Präambel VO (EU) 2015/282

DIE EUROPÄISCHE KOMMISSION —

gestützt auf den Vertrag über die Arbeitsweise der Europäischen Union,

gestützt auf die Verordnung (EG) Nr. 1907/2006 des Europäischen Parlaments und des Rates vom 18. Dezember 2006 zur Registrierung, Bewertung, Zulassung und Beschränkung chemischer Stoffe (REACH), zur Schaffung einer Europäischen Agentur für chemische Stoffe, zur Änderung der Richtlinie 1999/45/EG und zur Aufhebung der Verordnung (EWG) Nr. 793/93 des Rates, der Verordnung (EG) Nr. 1488/94 der Kommission, der Richtlinie 76/769/EWG des Rates sowie der Richtlinien 91/155/EWG, 93/67/EWG, 93/105/EG und 2000/21/EG der Kommission(1), insbesondere auf Artikel 13 Absatz 2,

in Erwägung nachstehender Gründe:

(1)
In Artikel 13 Absatz 2 der Verordnung (EG) Nr. 1907/2006 ist festgelegt, dass die aufgrund der Verordnung erforderlichen Prüfmethoden zur Gewinnung von Informationen über inhärente Stoffeigenschaften regelmäßig zu überprüfen und zu verbessern sind, um die Zahl der Tierversuche und beteiligten Wirbeltiere zu senken.

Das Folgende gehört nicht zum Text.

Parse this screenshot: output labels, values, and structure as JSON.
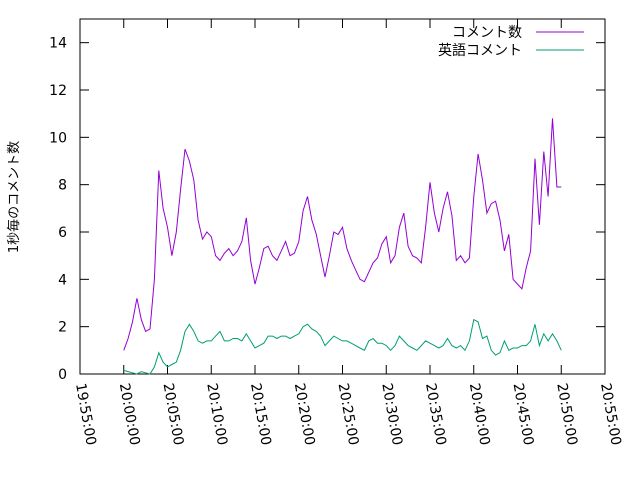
{
  "chart_data": {
    "type": "line",
    "title": "",
    "xlabel": "",
    "ylabel": "1秒毎のコメント数",
    "xlim": [
      "19:55:00",
      "20:55:00"
    ],
    "ylim": [
      0,
      15
    ],
    "grid": false,
    "legend": "top-right",
    "x_ticks": [
      "19:55:00",
      "20:00:00",
      "20:05:00",
      "20:10:00",
      "20:15:00",
      "20:20:00",
      "20:25:00",
      "20:30:00",
      "20:35:00",
      "20:40:00",
      "20:45:00",
      "20:50:00",
      "20:55:00"
    ],
    "y_ticks": [
      "0",
      "2",
      "4",
      "6",
      "8",
      "10",
      "12",
      "14"
    ],
    "series": [
      {
        "name": "コメント数",
        "color": "#9400d3",
        "points": [
          [
            "20:00:00",
            1.0
          ],
          [
            "20:00:30",
            1.5
          ],
          [
            "20:01:00",
            2.2
          ],
          [
            "20:01:30",
            3.2
          ],
          [
            "20:02:00",
            2.3
          ],
          [
            "20:02:30",
            1.8
          ],
          [
            "20:03:00",
            1.9
          ],
          [
            "20:03:30",
            4.0
          ],
          [
            "20:04:00",
            8.6
          ],
          [
            "20:04:30",
            7.0
          ],
          [
            "20:05:00",
            6.2
          ],
          [
            "20:05:30",
            5.0
          ],
          [
            "20:06:00",
            6.0
          ],
          [
            "20:06:30",
            7.8
          ],
          [
            "20:07:00",
            9.5
          ],
          [
            "20:07:30",
            9.0
          ],
          [
            "20:08:00",
            8.2
          ],
          [
            "20:08:30",
            6.5
          ],
          [
            "20:09:00",
            5.7
          ],
          [
            "20:09:30",
            6.0
          ],
          [
            "20:10:00",
            5.8
          ],
          [
            "20:10:30",
            5.0
          ],
          [
            "20:11:00",
            4.8
          ],
          [
            "20:11:30",
            5.1
          ],
          [
            "20:12:00",
            5.3
          ],
          [
            "20:12:30",
            5.0
          ],
          [
            "20:13:00",
            5.2
          ],
          [
            "20:13:30",
            5.6
          ],
          [
            "20:14:00",
            6.6
          ],
          [
            "20:14:30",
            4.8
          ],
          [
            "20:15:00",
            3.8
          ],
          [
            "20:15:30",
            4.5
          ],
          [
            "20:16:00",
            5.3
          ],
          [
            "20:16:30",
            5.4
          ],
          [
            "20:17:00",
            5.0
          ],
          [
            "20:17:30",
            4.8
          ],
          [
            "20:18:00",
            5.2
          ],
          [
            "20:18:30",
            5.6
          ],
          [
            "20:19:00",
            5.0
          ],
          [
            "20:19:30",
            5.1
          ],
          [
            "20:20:00",
            5.6
          ],
          [
            "20:20:30",
            6.9
          ],
          [
            "20:21:00",
            7.5
          ],
          [
            "20:21:30",
            6.5
          ],
          [
            "20:22:00",
            5.9
          ],
          [
            "20:22:30",
            5.0
          ],
          [
            "20:23:00",
            4.1
          ],
          [
            "20:23:30",
            5.0
          ],
          [
            "20:24:00",
            6.0
          ],
          [
            "20:24:30",
            5.9
          ],
          [
            "20:25:00",
            6.2
          ],
          [
            "20:25:30",
            5.3
          ],
          [
            "20:26:00",
            4.8
          ],
          [
            "20:26:30",
            4.4
          ],
          [
            "20:27:00",
            4.0
          ],
          [
            "20:27:30",
            3.9
          ],
          [
            "20:28:00",
            4.3
          ],
          [
            "20:28:30",
            4.7
          ],
          [
            "20:29:00",
            4.9
          ],
          [
            "20:29:30",
            5.5
          ],
          [
            "20:30:00",
            5.8
          ],
          [
            "20:30:30",
            4.7
          ],
          [
            "20:31:00",
            5.0
          ],
          [
            "20:31:30",
            6.2
          ],
          [
            "20:32:00",
            6.8
          ],
          [
            "20:32:30",
            5.4
          ],
          [
            "20:33:00",
            5.0
          ],
          [
            "20:33:30",
            4.9
          ],
          [
            "20:34:00",
            4.7
          ],
          [
            "20:34:30",
            6.2
          ],
          [
            "20:35:00",
            8.1
          ],
          [
            "20:35:30",
            6.8
          ],
          [
            "20:36:00",
            6.0
          ],
          [
            "20:36:30",
            7.0
          ],
          [
            "20:37:00",
            7.7
          ],
          [
            "20:37:30",
            6.7
          ],
          [
            "20:38:00",
            4.8
          ],
          [
            "20:38:30",
            5.0
          ],
          [
            "20:39:00",
            4.7
          ],
          [
            "20:39:30",
            4.9
          ],
          [
            "20:40:00",
            7.5
          ],
          [
            "20:40:30",
            9.3
          ],
          [
            "20:41:00",
            8.2
          ],
          [
            "20:41:30",
            6.8
          ],
          [
            "20:42:00",
            7.2
          ],
          [
            "20:42:30",
            7.3
          ],
          [
            "20:43:00",
            6.5
          ],
          [
            "20:43:30",
            5.2
          ],
          [
            "20:44:00",
            5.9
          ],
          [
            "20:44:30",
            4.0
          ],
          [
            "20:45:00",
            3.8
          ],
          [
            "20:45:30",
            3.6
          ],
          [
            "20:46:00",
            4.5
          ],
          [
            "20:46:30",
            5.2
          ],
          [
            "20:47:00",
            9.1
          ],
          [
            "20:47:30",
            6.3
          ],
          [
            "20:48:00",
            9.4
          ],
          [
            "20:48:30",
            7.5
          ],
          [
            "20:49:00",
            10.8
          ],
          [
            "20:49:30",
            7.9
          ],
          [
            "20:50:00",
            7.9
          ]
        ]
      },
      {
        "name": "英語コメント",
        "color": "#009e73",
        "points": [
          [
            "20:00:00",
            0.15
          ],
          [
            "20:00:30",
            0.1
          ],
          [
            "20:01:00",
            0.05
          ],
          [
            "20:01:30",
            0.0
          ],
          [
            "20:02:00",
            0.1
          ],
          [
            "20:02:30",
            0.05
          ],
          [
            "20:03:00",
            0.0
          ],
          [
            "20:03:30",
            0.3
          ],
          [
            "20:04:00",
            0.9
          ],
          [
            "20:04:30",
            0.5
          ],
          [
            "20:05:00",
            0.3
          ],
          [
            "20:05:30",
            0.4
          ],
          [
            "20:06:00",
            0.5
          ],
          [
            "20:06:30",
            1.0
          ],
          [
            "20:07:00",
            1.8
          ],
          [
            "20:07:30",
            2.1
          ],
          [
            "20:08:00",
            1.8
          ],
          [
            "20:08:30",
            1.4
          ],
          [
            "20:09:00",
            1.3
          ],
          [
            "20:09:30",
            1.4
          ],
          [
            "20:10:00",
            1.4
          ],
          [
            "20:10:30",
            1.6
          ],
          [
            "20:11:00",
            1.8
          ],
          [
            "20:11:30",
            1.4
          ],
          [
            "20:12:00",
            1.4
          ],
          [
            "20:12:30",
            1.5
          ],
          [
            "20:13:00",
            1.5
          ],
          [
            "20:13:30",
            1.4
          ],
          [
            "20:14:00",
            1.7
          ],
          [
            "20:14:30",
            1.4
          ],
          [
            "20:15:00",
            1.1
          ],
          [
            "20:15:30",
            1.2
          ],
          [
            "20:16:00",
            1.3
          ],
          [
            "20:16:30",
            1.6
          ],
          [
            "20:17:00",
            1.6
          ],
          [
            "20:17:30",
            1.5
          ],
          [
            "20:18:00",
            1.6
          ],
          [
            "20:18:30",
            1.6
          ],
          [
            "20:19:00",
            1.5
          ],
          [
            "20:19:30",
            1.6
          ],
          [
            "20:20:00",
            1.7
          ],
          [
            "20:20:30",
            2.0
          ],
          [
            "20:21:00",
            2.1
          ],
          [
            "20:21:30",
            1.9
          ],
          [
            "20:22:00",
            1.8
          ],
          [
            "20:22:30",
            1.6
          ],
          [
            "20:23:00",
            1.2
          ],
          [
            "20:23:30",
            1.4
          ],
          [
            "20:24:00",
            1.6
          ],
          [
            "20:24:30",
            1.5
          ],
          [
            "20:25:00",
            1.4
          ],
          [
            "20:25:30",
            1.4
          ],
          [
            "20:26:00",
            1.3
          ],
          [
            "20:26:30",
            1.2
          ],
          [
            "20:27:00",
            1.1
          ],
          [
            "20:27:30",
            1.0
          ],
          [
            "20:28:00",
            1.4
          ],
          [
            "20:28:30",
            1.5
          ],
          [
            "20:29:00",
            1.3
          ],
          [
            "20:29:30",
            1.3
          ],
          [
            "20:30:00",
            1.2
          ],
          [
            "20:30:30",
            1.0
          ],
          [
            "20:31:00",
            1.2
          ],
          [
            "20:31:30",
            1.6
          ],
          [
            "20:32:00",
            1.4
          ],
          [
            "20:32:30",
            1.2
          ],
          [
            "20:33:00",
            1.1
          ],
          [
            "20:33:30",
            1.0
          ],
          [
            "20:34:00",
            1.2
          ],
          [
            "20:34:30",
            1.4
          ],
          [
            "20:35:00",
            1.3
          ],
          [
            "20:35:30",
            1.2
          ],
          [
            "20:36:00",
            1.1
          ],
          [
            "20:36:30",
            1.2
          ],
          [
            "20:37:00",
            1.5
          ],
          [
            "20:37:30",
            1.2
          ],
          [
            "20:38:00",
            1.1
          ],
          [
            "20:38:30",
            1.2
          ],
          [
            "20:39:00",
            1.0
          ],
          [
            "20:39:30",
            1.4
          ],
          [
            "20:40:00",
            2.3
          ],
          [
            "20:40:30",
            2.2
          ],
          [
            "20:41:00",
            1.5
          ],
          [
            "20:41:30",
            1.6
          ],
          [
            "20:42:00",
            1.0
          ],
          [
            "20:42:30",
            0.8
          ],
          [
            "20:43:00",
            0.9
          ],
          [
            "20:43:30",
            1.4
          ],
          [
            "20:44:00",
            1.0
          ],
          [
            "20:44:30",
            1.1
          ],
          [
            "20:45:00",
            1.1
          ],
          [
            "20:45:30",
            1.2
          ],
          [
            "20:46:00",
            1.2
          ],
          [
            "20:46:30",
            1.4
          ],
          [
            "20:47:00",
            2.1
          ],
          [
            "20:47:30",
            1.2
          ],
          [
            "20:48:00",
            1.7
          ],
          [
            "20:48:30",
            1.4
          ],
          [
            "20:49:00",
            1.7
          ],
          [
            "20:49:30",
            1.4
          ],
          [
            "20:50:00",
            1.0
          ]
        ]
      }
    ]
  }
}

Bei der Ausarbeitung der Prüfmethoden sind die in der Richtlinie 2010/63/EU des Europäischen Parlaments und des Rates(2) verankerten Grundsätze zu berücksichtigen, nach denen die Verwendung von Tieren bei Verfahren ersetzt, verringert und verfeinert werden soll, insbesondere, wenn geeignete validierte Verfahren zur Verfügung stehen, mit denen Tierversuche ersetzt, verringert oder verfeinert werden können. Nach dieser Überprüfung sind die Verordnung (EG) Nr. 440/2008(3) und die Anhänge der Verordnung (EG) Nr. 1907/2006 gegebenenfalls zu ändern, um Tierversuche zu ersetzen, zu verringern oder verfeinern.
(2)
Gemäß der Verordnung (EG) Nr. 1907/2006 ist zur Ermittlung der Reproduktionstoxizität chemischer Stoffe eine Zweigenerationen-Prüfung auf Reproduktionstoxizität durchzuführen, um die Standarddatenanforderungen von Abschnitt 8.7.3 der Anhänge IX und X der Verordnung zu erfüllen. Ferner ergibt sich aus Anhang VIII Spalte 2 Abschnitt 8.7.1 der Verordnung (EG) Nr. 1907/2006, dass die Zweigenerationen-Prüfung auf Reproduktionstoxizität eine Möglichkeit zur Bewertung von Fällen darstellt, bei denen ernste Bedenken hinsichtlich des Potenzials für schädigende Wirkungen im Hinblick auf Fruchtbarkeit oder Entwicklung bestehen.
(3)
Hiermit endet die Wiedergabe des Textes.